For us, lockdown began during a glorious Indian summer. Warm sunny days begged for last-chance trips to the beach. Trips we couldn’t take, trapped in our bubbles and stuck on foot.
By the time we were released from lockdown, summer had given way to chill autumn rain and frosty days.
Living in our shed through lockdown, then beyond and well into winter, we felt the season’s bite early and hard. We lived in the cold shed forever, and we would live there always … at least that’s how it felt. Every icy day was a year long.
Finally, we moved into our new house. It was (and still is) glorious—a warm dry refuge from the weather.

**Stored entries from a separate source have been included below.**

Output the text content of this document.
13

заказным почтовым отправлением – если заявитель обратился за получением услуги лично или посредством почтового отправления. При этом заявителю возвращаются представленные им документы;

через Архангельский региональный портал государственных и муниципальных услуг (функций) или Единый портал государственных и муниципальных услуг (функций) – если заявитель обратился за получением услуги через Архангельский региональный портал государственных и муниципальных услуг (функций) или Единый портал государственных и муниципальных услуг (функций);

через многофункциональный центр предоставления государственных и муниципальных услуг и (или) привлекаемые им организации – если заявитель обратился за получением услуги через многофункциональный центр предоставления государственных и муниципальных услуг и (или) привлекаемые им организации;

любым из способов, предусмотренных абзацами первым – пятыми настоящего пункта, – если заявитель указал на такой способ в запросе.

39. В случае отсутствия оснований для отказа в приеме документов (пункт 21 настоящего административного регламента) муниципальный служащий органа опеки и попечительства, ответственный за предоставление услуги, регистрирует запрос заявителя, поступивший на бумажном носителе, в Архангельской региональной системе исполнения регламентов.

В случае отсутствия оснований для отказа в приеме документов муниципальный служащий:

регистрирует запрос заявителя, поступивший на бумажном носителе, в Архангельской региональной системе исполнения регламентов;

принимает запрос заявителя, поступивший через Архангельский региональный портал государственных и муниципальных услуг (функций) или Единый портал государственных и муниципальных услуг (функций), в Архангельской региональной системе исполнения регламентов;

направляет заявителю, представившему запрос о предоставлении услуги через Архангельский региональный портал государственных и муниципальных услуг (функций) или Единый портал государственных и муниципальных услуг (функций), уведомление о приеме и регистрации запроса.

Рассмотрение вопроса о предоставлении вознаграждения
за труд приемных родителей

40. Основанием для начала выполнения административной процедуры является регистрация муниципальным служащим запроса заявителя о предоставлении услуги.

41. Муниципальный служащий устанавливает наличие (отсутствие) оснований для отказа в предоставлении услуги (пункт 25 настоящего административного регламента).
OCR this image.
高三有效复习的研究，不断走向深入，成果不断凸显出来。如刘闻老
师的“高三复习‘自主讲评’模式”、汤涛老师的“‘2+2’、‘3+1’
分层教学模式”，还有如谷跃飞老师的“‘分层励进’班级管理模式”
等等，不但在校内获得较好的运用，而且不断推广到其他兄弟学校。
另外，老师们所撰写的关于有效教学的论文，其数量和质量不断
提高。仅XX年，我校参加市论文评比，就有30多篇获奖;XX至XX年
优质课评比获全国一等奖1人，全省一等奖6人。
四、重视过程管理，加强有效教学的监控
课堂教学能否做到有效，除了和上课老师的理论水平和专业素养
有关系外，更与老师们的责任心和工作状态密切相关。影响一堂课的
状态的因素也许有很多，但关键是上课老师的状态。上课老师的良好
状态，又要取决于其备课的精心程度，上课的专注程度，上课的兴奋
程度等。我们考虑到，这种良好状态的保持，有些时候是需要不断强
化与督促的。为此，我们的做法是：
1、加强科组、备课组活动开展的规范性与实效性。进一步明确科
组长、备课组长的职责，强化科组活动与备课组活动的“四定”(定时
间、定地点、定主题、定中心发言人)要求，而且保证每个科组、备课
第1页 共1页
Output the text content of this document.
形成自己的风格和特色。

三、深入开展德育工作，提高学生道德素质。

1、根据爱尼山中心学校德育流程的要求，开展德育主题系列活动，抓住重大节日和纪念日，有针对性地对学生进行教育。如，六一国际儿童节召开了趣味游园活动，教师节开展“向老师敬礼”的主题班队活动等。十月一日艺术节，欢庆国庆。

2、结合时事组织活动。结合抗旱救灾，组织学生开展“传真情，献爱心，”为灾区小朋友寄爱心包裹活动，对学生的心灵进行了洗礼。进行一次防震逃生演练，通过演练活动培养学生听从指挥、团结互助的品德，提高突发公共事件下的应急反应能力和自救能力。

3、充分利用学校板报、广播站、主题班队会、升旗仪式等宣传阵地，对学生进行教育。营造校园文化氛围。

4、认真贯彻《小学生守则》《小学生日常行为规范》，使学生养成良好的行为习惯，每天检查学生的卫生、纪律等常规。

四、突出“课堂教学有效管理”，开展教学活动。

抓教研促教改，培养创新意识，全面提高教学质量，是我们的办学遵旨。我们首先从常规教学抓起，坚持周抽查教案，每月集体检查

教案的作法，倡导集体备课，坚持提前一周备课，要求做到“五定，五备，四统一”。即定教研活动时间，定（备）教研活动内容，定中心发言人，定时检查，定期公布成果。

But winter was still grinding away outside. With landscaping only partly finished, the yard was a mire of wet clay and puddles. We were still trapped indoors. Even the novelty of a warm dry house wasn’t enough to speed the days along. Time dragged its feet. Winter moved at a toddler’s pace. I couldn’t go yet—it had to get its coat and shoes. Then it lost a glove and spent a month looking for it among a drift of discarded outdoor gear.
So it was a spectacular feeling to boot winter out the door—gloveless still—when I planted the season’s first vegetable seeds last weekend. It was an act of defiance to turn garden beds, and ready the greenhouse for newly-sprouted seedlings.
I look forward to the growing season ahead. Welcome spring!